No way, said Freeman. He himself spent time in Samoa in the 1940s, some years after Mead, and reached a set of different conclusions about the society…so why'd he wait so long to publish? You can't ask him, because by now he's joined Mead in the dead anthropologists' club.
No. 08 - Newton vs. Leibniz
How many high-school students hate the man who discovered calculus?
Well, both Isaac Newton and Gottfried Leibniz wanted very much to be that most-hated (and, yes, very important) man.
So, who is the father of calculus?
Both.
Newton seems to have started working on the then-cutting edge mathematics (today, high-school fare) before Leibniz, who had taken a look at some early Newton manuscripts.
But Newton dragged his feet, and by the time he got around to publishing his work, Leibniz had beaten him to the punch.
Their work took some different approaches, but described the same things. Much of the scientific and mathematical community supported Newton and accused Leibniz of plagiarism; that's why these days, Newton gets most of the credit…but the calculus we use today looks a lot more like Leibniz's.
No. 09 - Climate Change
Aren't we done with this already?
While the vast majority of scientists insist that climate change (née global warming) is in fact happening, a few isolated souls still refuse to believe.
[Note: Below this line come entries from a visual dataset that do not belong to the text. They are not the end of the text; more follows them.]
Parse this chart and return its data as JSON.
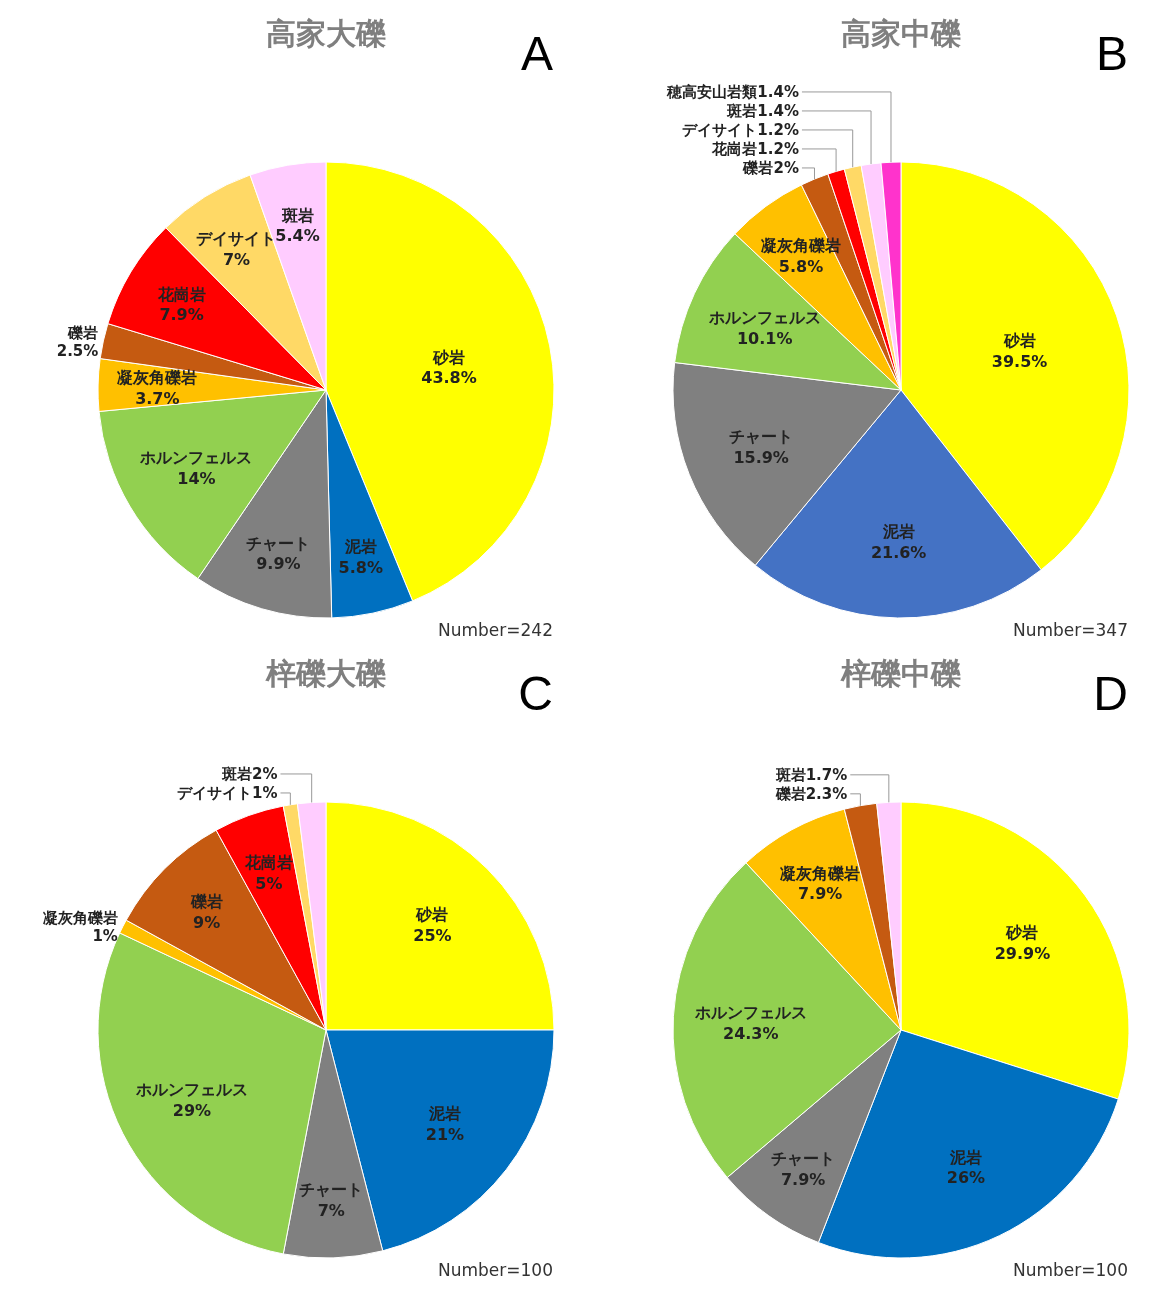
{
  "chart_data": [
    {
      "type": "pie",
      "title": "高家大礫",
      "categories": [
        "砂岩",
        "泥岩",
        "チャート",
        "ホルンフェルス",
        "凝灰角礫岩",
        "礫岩",
        "花崗岩",
        "デイサイト",
        "斑岩"
      ],
      "values": [
        43.8,
        5.8,
        9.9,
        14,
        3.7,
        2.5,
        7.9,
        7,
        5.4
      ],
      "value_labels": [
        "43.8%",
        "5.8%",
        "9.9%",
        "14%",
        "3.7%",
        "2.5%",
        "7.9%",
        "7%",
        "5.4%"
      ],
      "colors": [
        "#ffff00",
        "#0070c0",
        "#808080",
        "#92d050",
        "#ffc000",
        "#c55a11",
        "#ff0000",
        "#ffd966",
        "#ffccff"
      ],
      "annotations": [
        "A",
        "Number=242"
      ]
    },
    {
      "type": "pie",
      "title": "高家中礫",
      "categories": [
        "砂岩",
        "泥岩",
        "チャート",
        "ホルンフェルス",
        "凝灰角礫岩",
        "礫岩",
        "花崗岩",
        "デイサイト",
        "斑岩",
        "穂高安山岩類"
      ],
      "values": [
        39.5,
        21.6,
        15.9,
        10.1,
        5.8,
        2,
        1.2,
        1.2,
        1.4,
        1.4
      ],
      "value_labels": [
        "39.5%",
        "21.6%",
        "15.9%",
        "10.1%",
        "5.8%",
        "2%",
        "1.2%",
        "1.2%",
        "1.4%",
        "1.4%"
      ],
      "colors": [
        "#ffff00",
        "#4472c4",
        "#808080",
        "#92d050",
        "#ffc000",
        "#c55a11",
        "#ff0000",
        "#ffd966",
        "#ffccff",
        "#ff33cc"
      ],
      "annotations": [
        "B",
        "Number=347"
      ]
    },
    {
      "type": "pie",
      "title": "梓礫大礫",
      "categories": [
        "砂岩",
        "泥岩",
        "チャート",
        "ホルンフェルス",
        "凝灰角礫岩",
        "礫岩",
        "花崗岩",
        "デイサイト",
        "斑岩"
      ],
      "values": [
        25,
        21,
        7,
        29,
        1,
        9,
        5,
        1,
        2
      ],
      "value_labels": [
        "25%",
        "21%",
        "7%",
        "29%",
        "1%",
        "9%",
        "5%",
        "1%",
        "2%"
      ],
      "colors": [
        "#ffff00",
        "#0070c0",
        "#808080",
        "#92d050",
        "#ffc000",
        "#c55a11",
        "#ff0000",
        "#ffd966",
        "#ffccff"
      ],
      "annotations": [
        "C",
        "Number=100"
      ]
    },
    {
      "type": "pie",
      "title": "梓礫中礫",
      "categories": [
        "砂岩",
        "泥岩",
        "チャート",
        "ホルンフェルス",
        "凝灰角礫岩",
        "礫岩",
        "斑岩"
      ],
      "values": [
        29.9,
        26,
        7.9,
        24.3,
        7.9,
        2.3,
        1.7
      ],
      "value_labels": [
        "29.9%",
        "26%",
        "7.9%",
        "24.3%",
        "7.9%",
        "2.3%",
        "1.7%"
      ],
      "colors": [
        "#ffff00",
        "#0070c0",
        "#808080",
        "#92d050",
        "#ffc000",
        "#c55a11",
        "#ffccff"
      ],
      "annotations": [
        "D",
        "Number=100"
      ]
    }
  ]
}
They're kind of the scientific community's much-less-evil (ok, much-much-much-less-evil) version of holocaust deniers, met with general disdain by most scientists who don't own lots of oil-company stock.
The idea of the "greenhouse effect," by which rising carbon dioxide leads to higher average worldwide temperatures, has been around since 1896, and while this warming was noticeable as early as the 1930s, it took until the 1970s and 1980s for the scientific community to start shouting loudly at the world.
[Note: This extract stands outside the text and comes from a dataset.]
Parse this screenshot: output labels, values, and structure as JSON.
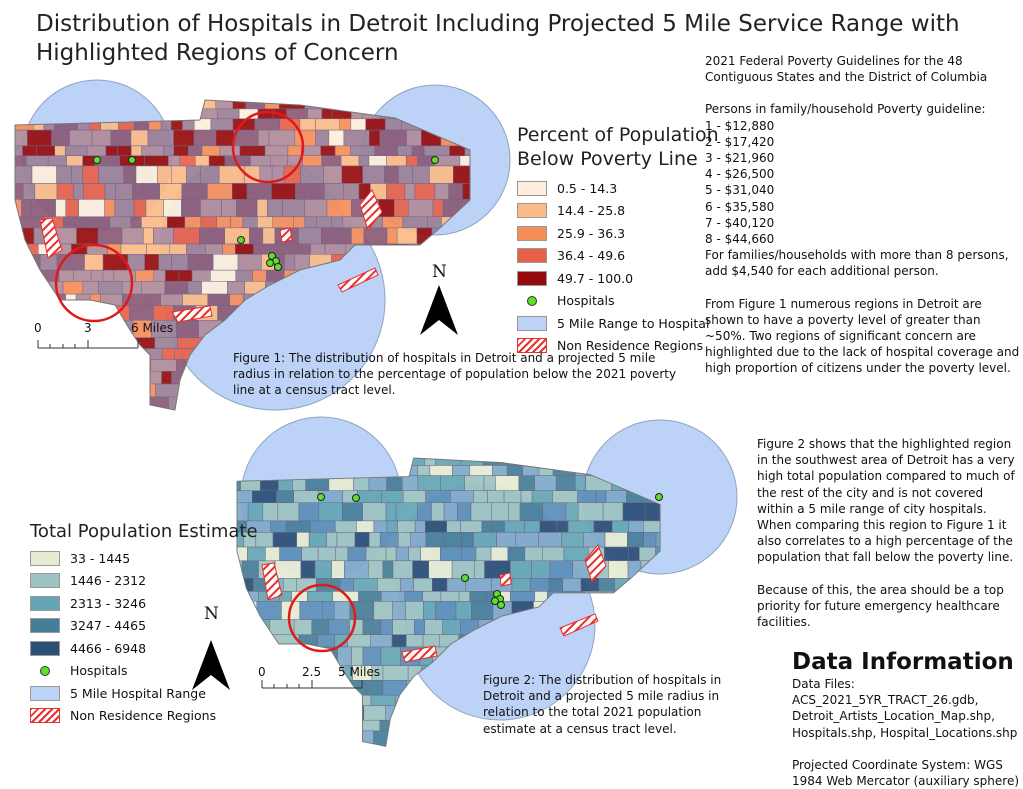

It took even longer for the general public to hear them and grow concerned, in part due to a heavy-handed campaign by the fossil-fuel lobby and in part because it's so much easier not to think about the future.
But then Al Gore came around with An Inconvenient Truth and won the Nobel Prize, and now we're all on the same page, right? Well, maybe.
No. 10 - Shapley/Curtis debate
Back in 1920, when it happened, this debate was so big that astronomers know it simply as "the Great Debate." And, like a political debate, this one happened on a single day, with a room full of people.
The Smithsonian Institution was the host for the debate, with Harlow Shapley arguing that the Milky Way galaxy was the center of the universe, with all other galaxies a part of the Milky Way; Heber Curtis, on the other hand, believed the Milky Way was just one of many galaxies.
Nowadays, sixth-grade students and anyone who's ever watched a planetarium show knows that Curtis was more right about the nature of our universe…but Shapley may have been more right about the nature of our galaxy, placing our sun at the outskirts of the Milky Way, while Curtis placed it dead center. It's nice when everyone gets to say they were right about something.